Однако мне не удалось выразить свое возмущение, потому что в гостиную вошел Дживс.

— Только что по телефону звонила миссис Траверс, сэр. Она пожелала передать, что зайдет к вам через несколько минут.

— Понял, Дживс, — сказал я. — Послушай, Таппи… Я оторопел. Таппи исчез.

— Дживс, что вы с ним сделали? — спросил я.

— Мистер Глоссоп ушел, сэр.

— Ушел? Как ушел? Он только что здесь сидел…

— Хлопнула парадная дверь, сэр.

— Но почему он дал деру?

— Возможно, мистер Глоссоп не пожелал встретиться с миссис Траверс, сэр.

— Почему?

— Не могу сказать, сэр. Но несомненно, что при упоминании о миссис Траверс мистер Глоссоп поспешно вскочил с кресла.

— Странно.

— Да, сэр.

Я перевел разговор на животрепещущую тему.

— Дживс, — начал я. — Во вторник мистер Глоссоп собирается петь «Эй, сынок!» на концерте в Ист-Энде.

— В самом деле, сэр?

— Перед аудиторией, состоящей в основном из уличных торговцев, слегка разбавленных ларечниками, поставщиками апельсинов и третьеразрядными боксерами.

— Вот как, сэр?

— Не забудьте мне напомнить, чтобы я туда пошел. Мистера Глоссопа непременно освищут, и я не хочу упустить это зрелище.

— Очень хорошо, сэр.

— Когда приедет миссис Траверс, проводите ее в гостиную.

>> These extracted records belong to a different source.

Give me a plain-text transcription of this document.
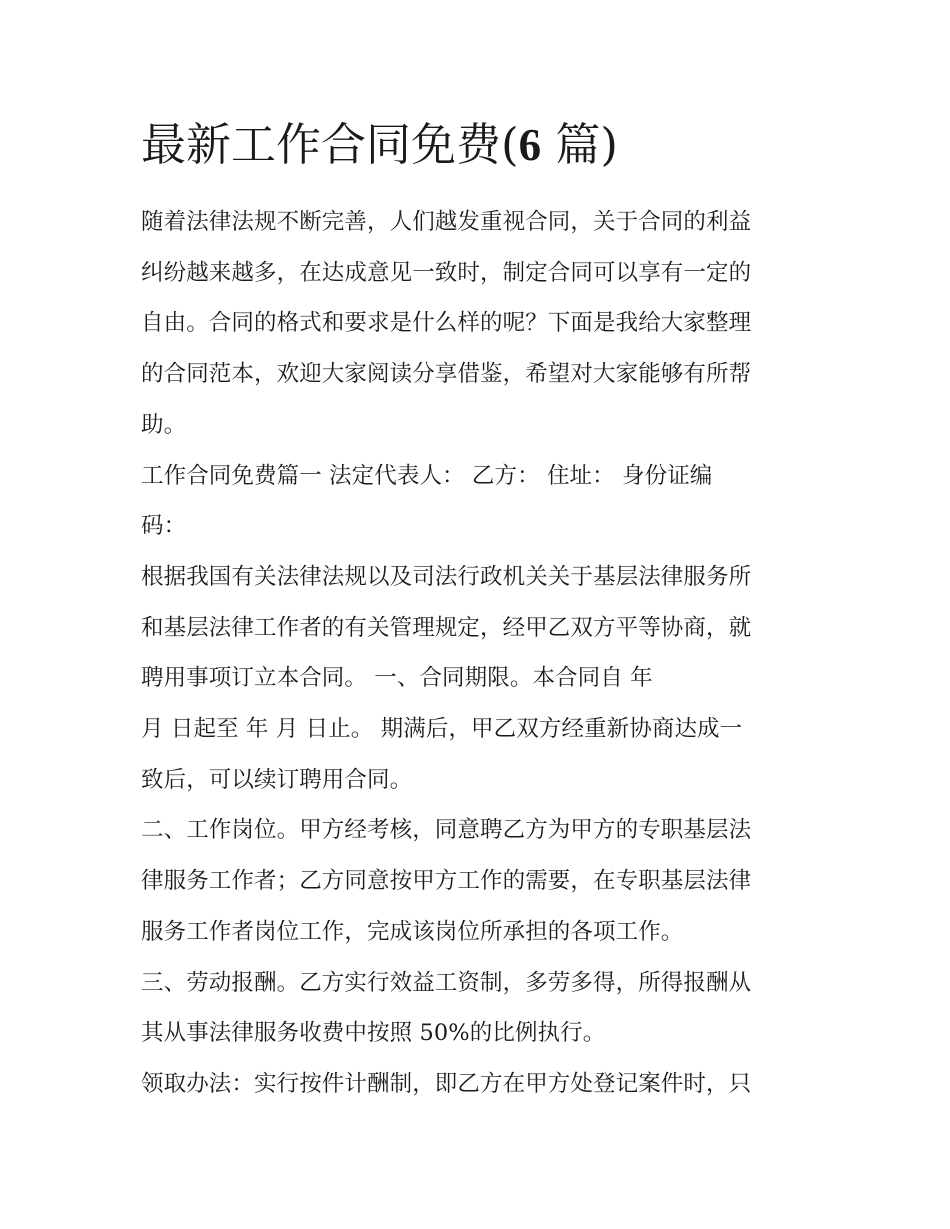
最新工作合同免费(6 篇)

随着法律法规不断完善，人们越发重视合同，关于合同的利益
纠纷越来越多，在达成意见一致时，制定合同可以享有一定的
自由。合同的格式和要求是什么样的呢？下面是我给大家整理
的合同范本，欢迎大家阅读分享借鉴，希望对大家能够有所帮
助。

工作合同免费篇一 法定代表人： 乙方： 住址： 身份证编
码：

根据我国有关法律法规以及司法行政机关关于基层法律服务所
和基层法律工作者的有关管理规定，经甲乙双方平等协商，就
聘用事项订立本合同。 一、合同期限。本合同自 年

月 日起至 年 月 日止。 期满后，甲乙双方经重新协商达成一
致后，可以续订聘用合同。

二、工作岗位。甲方经考核，同意聘乙方为甲方的专职基层法
律服务工作者；乙方同意按甲方工作的需要，在专职基层法律
服务工作者岗位工作，完成该岗位所承担的各项工作。

三、劳动报酬。乙方实行效益工资制，多劳多得，所得报酬从
其从事法律服务收费中按照 50%的比例执行。

领取办法：实行按件计酬制，即乙方在甲方处登记案件时，只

Тем, кто близко знаком с Бертрамом Вустером, хорошо известно, что на его жизненном пути толчется целый взвод надменных и спесивых теток, постоянно ставящих ему палки в колеса. Однако среди этого устрашающего сонма есть одно приятное исключение, а именно, тетушка Далия. Она вышла замуж за старину Тома Траверса в тот год, когда Колокольчик выиграл Кембриджширские скачки, и честно скажу, дядюшке можно только позавидовать. Мне всегда приятно поболтать с тетей Далией, и я с искренним радушием поднялся ей навстречу, когда около трех часов она на всех парусах вплыла в гостиную.

Вид у нее был крайне взволнованный, и она без предисловий перешла к делу. Надо вам сказать, что моя тетушка Далия — дама крупная и энергичная. Много лет увлекалась охотой и обычно не говорит, а кричит, будто в полумиле отсюда, на склоне холма, только что заметила лисицу.

— Берти! — гаркнула она голосом, рассчитанным на то, чтобы взбодрить свору гончих, — мне нужна твоя помощь.